Michael Lanyon's Blog Notes and thoughts from LanyonM

Web Performance Monitoring - DevOpsDays MSP 2015


I initially intended to speak about how we use configuration management to automate our real user measurement (RUM), but as I was putting together my talk I discovered that the real insight was how the same tools can be used to facilitate the front-end developer’s relationship with prod.

I opened the Ignite by speaking about the lack of operational visibility into the end user’s experience and how our initial attempt to close this gap was to use the Navigation Timing data. We use a Golang program called http-stats-collector to collect NavTiming data as well as javascript errors and CSP reports. Looking at the data after it was processed by our monitoring pipeline, we saw that the real insight was how javascript errors could tell the story of the end user’s experience - something NavTiming data did not do for us.

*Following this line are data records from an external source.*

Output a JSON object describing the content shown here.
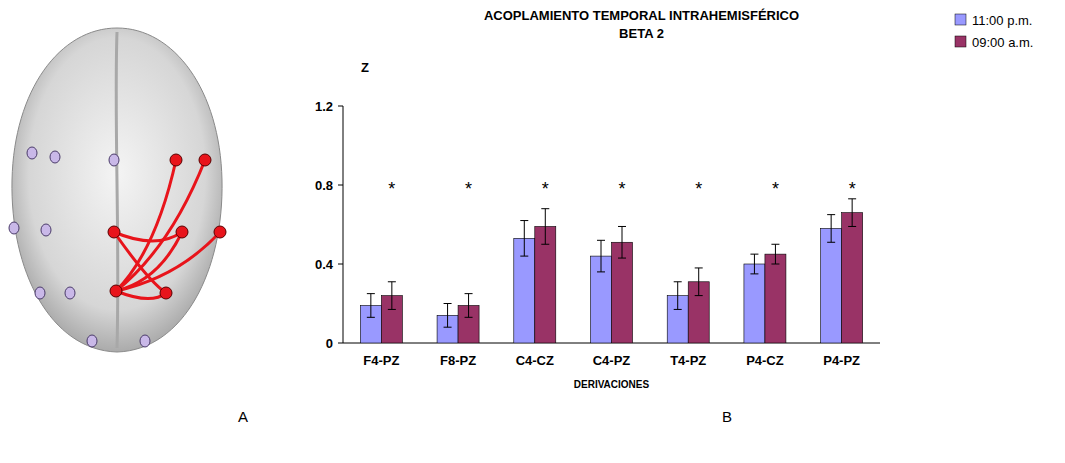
{
  "chart_data": {
    "type": "bar",
    "title": "ACOPLAMIENTO TEMPORAL INTRAHEMISFÉRICO",
    "subtitle": "BETA 2",
    "y_label": "Z",
    "x_label": "DERIVACIONES",
    "categories": [
      "F4-PZ",
      "F8-PZ",
      "C4-CZ",
      "C4-PZ",
      "T4-PZ",
      "P4-CZ",
      "P4-PZ"
    ],
    "series": [
      {
        "name": "11:00 p.m.",
        "color": "#9999ff",
        "values": [
          0.19,
          0.14,
          0.53,
          0.44,
          0.24,
          0.4,
          0.58
        ],
        "errors": [
          0.06,
          0.06,
          0.09,
          0.08,
          0.07,
          0.05,
          0.07
        ]
      },
      {
        "name": "09:00 a.m.",
        "color": "#993366",
        "values": [
          0.24,
          0.19,
          0.59,
          0.51,
          0.31,
          0.45,
          0.66
        ],
        "errors": [
          0.07,
          0.06,
          0.09,
          0.08,
          0.07,
          0.05,
          0.07
        ]
      }
    ],
    "annotations": [
      {
        "text": "*",
        "x": "F4-PZ",
        "y": 0.78
      },
      {
        "text": "*",
        "x": "F8-PZ",
        "y": 0.78
      },
      {
        "text": "*",
        "x": "C4-CZ",
        "y": 0.78
      },
      {
        "text": "*",
        "x": "C4-PZ",
        "y": 0.78
      },
      {
        "text": "*",
        "x": "T4-PZ",
        "y": 0.78
      },
      {
        "text": "*",
        "x": "P4-CZ",
        "y": 0.78
      },
      {
        "text": "*",
        "x": "P4-PZ",
        "y": 0.78
      }
    ],
    "ylim": [
      0,
      1.2
    ],
    "yticks": [
      0,
      0.4,
      0.8,
      1.2
    ],
    "grid": false,
    "legend": "top-right"
  },
  "panel_labels": [
    "A",
    "B"
  ]
}
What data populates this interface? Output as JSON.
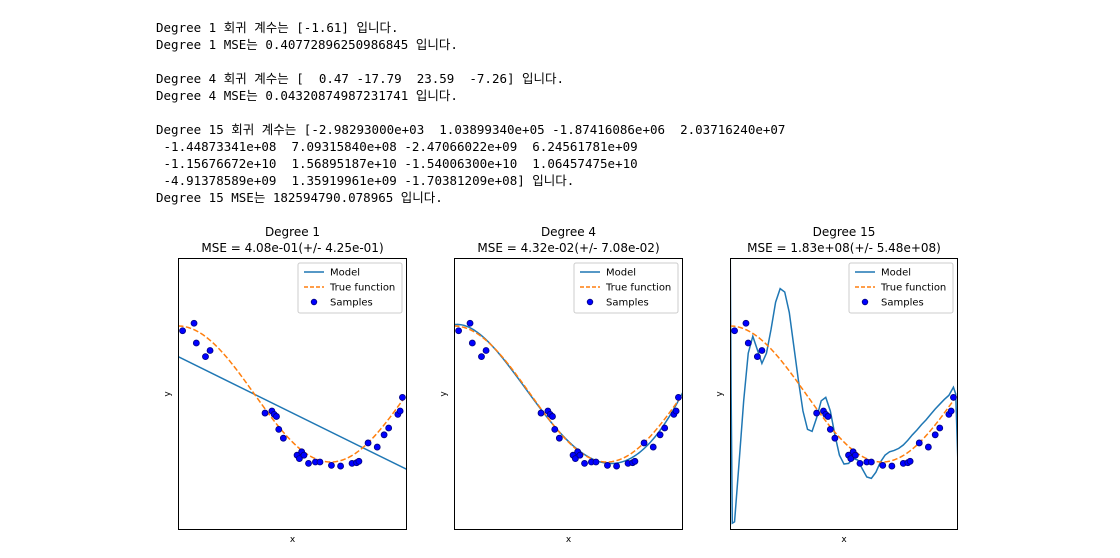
{
  "output": {
    "lines": [
      "Degree 1 회귀 계수는 [-1.61] 입니다.",
      "Degree 1 MSE는 0.40772896250986845 입니다.",
      "",
      "Degree 4 회귀 계수는 [  0.47 -17.79  23.59  -7.26] 입니다.",
      "Degree 4 MSE는 0.04320874987231741 입니다.",
      "",
      "Degree 15 회귀 계수는 [-2.98293000e+03  1.03899340e+05 -1.87416086e+06  2.03716240e+07",
      " -1.44873341e+08  7.09315840e+08 -2.47066022e+09  6.24561781e+09",
      " -1.15676672e+10  1.56895187e+10 -1.54006300e+10  1.06457475e+10",
      " -4.91378589e+09  1.35919961e+09 -1.70381209e+08] 입니다.",
      "Degree 15 MSE는 182594790.078965 입니다."
    ]
  },
  "chart_data": [
    {
      "type": "scatter",
      "title": "Degree 1",
      "subtitle": "MSE = 4.08e-01(+/- 4.25e-01)",
      "xlabel": "x",
      "ylabel": "y",
      "xlim": [
        0,
        1
      ],
      "ylim": [
        -2,
        2
      ],
      "xticks": false,
      "yticks": false,
      "legend": {
        "placement": "top-right",
        "entries": [
          "Model",
          "True function",
          "Samples"
        ]
      },
      "series": [
        {
          "name": "Model",
          "kind": "line",
          "color": "#1f77b4",
          "degree": 1,
          "x": [
            0,
            1
          ],
          "y": [
            0.55,
            -1.11
          ]
        },
        {
          "name": "True function",
          "kind": "dashed-line",
          "color": "#ff7f0e",
          "function": "cos(1.5*pi*x)"
        },
        {
          "name": "Samples",
          "kind": "scatter",
          "color": "#0000ff",
          "edge": "#000080"
        }
      ]
    },
    {
      "type": "scatter",
      "title": "Degree 4",
      "subtitle": "MSE = 4.32e-02(+/- 7.08e-02)",
      "xlabel": "x",
      "ylabel": "y",
      "xlim": [
        0,
        1
      ],
      "ylim": [
        -2,
        2
      ],
      "xticks": false,
      "yticks": false,
      "legend": {
        "placement": "top-right",
        "entries": [
          "Model",
          "True function",
          "Samples"
        ]
      },
      "series": [
        {
          "name": "Model",
          "kind": "line",
          "color": "#1f77b4",
          "degree": 4,
          "coefficients": [
            0.47,
            -17.79,
            23.59,
            -7.26
          ],
          "intercept": 1.02
        },
        {
          "name": "True function",
          "kind": "dashed-line",
          "color": "#ff7f0e",
          "function": "cos(1.5*pi*x)"
        },
        {
          "name": "Samples",
          "kind": "scatter",
          "color": "#0000ff",
          "edge": "#000080"
        }
      ]
    },
    {
      "type": "scatter",
      "title": "Degree 15",
      "subtitle": "MSE = 1.83e+08(+/- 5.48e+08)",
      "xlabel": "x",
      "ylabel": "y",
      "xlim": [
        0,
        1
      ],
      "ylim": [
        -2,
        2
      ],
      "xticks": false,
      "yticks": false,
      "legend": {
        "placement": "top-right",
        "entries": [
          "Model",
          "True function",
          "Samples"
        ]
      },
      "series": [
        {
          "name": "Model",
          "kind": "line",
          "color": "#1f77b4",
          "degree": 15,
          "x": [
            0,
            0.005,
            0.01,
            0.02,
            0.04,
            0.06,
            0.08,
            0.1,
            0.12,
            0.14,
            0.16,
            0.18,
            0.2,
            0.22,
            0.24,
            0.26,
            0.28,
            0.3,
            0.32,
            0.34,
            0.36,
            0.38,
            0.4,
            0.42,
            0.44,
            0.46,
            0.48,
            0.5,
            0.52,
            0.54,
            0.56,
            0.58,
            0.6,
            0.62,
            0.64,
            0.66,
            0.68,
            0.7,
            0.72,
            0.74,
            0.76,
            0.78,
            0.8,
            0.82,
            0.84,
            0.86,
            0.88,
            0.9,
            0.92,
            0.94,
            0.96,
            0.98,
            0.99,
            1.0
          ],
          "y": [
            2.6,
            0.0,
            -1.9,
            -1.88,
            -1.0,
            -0.1,
            0.6,
            0.85,
            0.65,
            0.45,
            0.6,
            0.95,
            1.35,
            1.55,
            1.5,
            1.2,
            0.7,
            0.2,
            -0.25,
            -0.52,
            -0.55,
            -0.35,
            -0.1,
            -0.05,
            -0.25,
            -0.6,
            -0.9,
            -1.03,
            -1.02,
            -0.95,
            -0.97,
            -1.1,
            -1.22,
            -1.24,
            -1.15,
            -1.0,
            -0.9,
            -0.85,
            -0.83,
            -0.8,
            -0.75,
            -0.68,
            -0.6,
            -0.53,
            -0.45,
            -0.38,
            -0.3,
            -0.22,
            -0.15,
            -0.08,
            -0.02,
            0.1,
            0.0,
            -1.05
          ]
        },
        {
          "name": "True function",
          "kind": "dashed-line",
          "color": "#ff7f0e",
          "function": "cos(1.5*pi*x)"
        },
        {
          "name": "Samples",
          "kind": "scatter",
          "color": "#0000ff",
          "edge": "#000080"
        }
      ]
    }
  ],
  "samples": {
    "x": [
      0.02,
      0.07,
      0.08,
      0.12,
      0.14,
      0.38,
      0.41,
      0.42,
      0.43,
      0.44,
      0.46,
      0.52,
      0.53,
      0.54,
      0.55,
      0.57,
      0.6,
      0.62,
      0.67,
      0.71,
      0.76,
      0.78,
      0.79,
      0.83,
      0.87,
      0.9,
      0.92,
      0.96,
      0.97,
      0.98
    ],
    "y": [
      0.93,
      1.04,
      0.75,
      0.55,
      0.64,
      -0.28,
      -0.25,
      -0.3,
      -0.33,
      -0.52,
      -0.65,
      -0.9,
      -0.95,
      -0.85,
      -0.9,
      -1.02,
      -1.0,
      -1.0,
      -1.05,
      -1.06,
      -1.02,
      -1.01,
      -0.99,
      -0.72,
      -0.78,
      -0.6,
      -0.5,
      -0.3,
      -0.25,
      -0.05
    ]
  }
}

I concluded the talk with a sampling of the systems and templates we have in place to facilitate the collection of data. While this understanding of the end user experience is valuable, the data collection and visualization needs to be turn-key for it to be used across our organization.



All photo credits including those in the og:metadata go to Bridget Kromhout or DevOpsDays Minneapolis 2015.

Here’s a transcript of the talk:

  1. Hi, my name is Mike Lanyon, and I work at a digital ad agency called Critical Mass. I would like to talk about web performance monitoring. In DevOps we often talk about monitoring of the systems that provide experiences, but not the monitoring of the end user’s experience itself.
  2. Critical Mass is a digital experience design agency. That means that we put the customer at the center of our process, through strategy, design, technology and analytics. We want to use our influence with clients to make their customers’ lives better.
  3. More specifically than web performance, I’d like to talk about a front end developer’s relationship to prod. In years past this relationship may have been through an FTP client, but no-matter the technology there was a gap in operational visibility.
  4. The front-end developer’s preparation for production has gotten quite robust. Run sass, concat & minify js. Maybe there’s a CDN, but then it gets a bit fuzzier… Where is the operational visibility in this?
  5. WebPage test is a tool our teams use to quantify the end user’s experience. This chart shows the composite Speed Index of one of our web pages. The Index is the integral of the space above the charted lines, which represent the perceived completion of the page load.
  6. But still there is no operational visibility. There’s no way for a web developer on my team to understand the performance of a user currently visiting our site. There’s nothing analogous to the app log with a stack trace detailing the user’s crummy experience.
  7. RUM - real user monitoring. This is something that began to pop up a few years ago. This is different than synthetic monitoring because you’re collecting data from the experience of real users.
  8. Navigation Timing API is one of the most well established means to collecting the real user’s performance. There are several solutions that will capture this information for you like Google analytics or NewRelic.
  9. Golang. I toyed around with Go a couple years ago, and didn’t really understand how it could be useful to me at the time - but it’s reputation for being fast seemed like a good fit for collecting RUM performance data.
  10. I created https-stats-collector. Inspired by a GDSTeam project called event-store that saves content security policy reports. I don’t really want to focus much on the Golang code here - only to highlight that it’s open source and would love to have some feedback on the project.
  11. There are three primary routes offered by the application: nav-timing, js-error, and csp-report. In addition to nav-timing, I’ll talk about js-errors, which is fed by a global javascript error and logs the errors experienced by users.
  12. As you can see, after nav-timing data is processed by our monitoring pipeline we’re able to create pretty, squiggly line graphs. I really enjoy these, and I think they’re great, but they don’t help tell the end user’s story.
  13. This is screencap of Kibana showing the errors captured by the js-errors handler and processed by our ELK stack. When one of the senior developers first saw this, he pointed to a cluster of errors experienced by a single user and said, “I wonder what the story is there”.
  14. We have found that while nav-timing data is really cool, javascript error reporting is the game changer. It gave the teams a level of traceability they’d never had before and equated to a front-end version of the app log.
  15. This capability is really valuable, but it has to be operationalized and become part of the default path or path of least resistance.
  16. We use Chef to put all the bits in place, http-stats-collector, statsd, logstash, elasticsearch, influxdb, kibana, grafana, etc. Configuration management also helps us standardize and scale the implementation.
  17. Sample implementations that are framework agnostic help the client/product teams adopt the pattern and integrate it into their work.
  18. We have gone so far as to make these RUM collection tools part of our standard stack. In this example a team asked for a simple webserver, and they got the webserver - but packed with all the data collection bits pre-installed.
  19. If you take anything from this talk, please consider how to help create the connection between your technology teams and your users. Give your teams the tools to make this connection with prod - to form this relationship with the individual end user.
  20. Thank you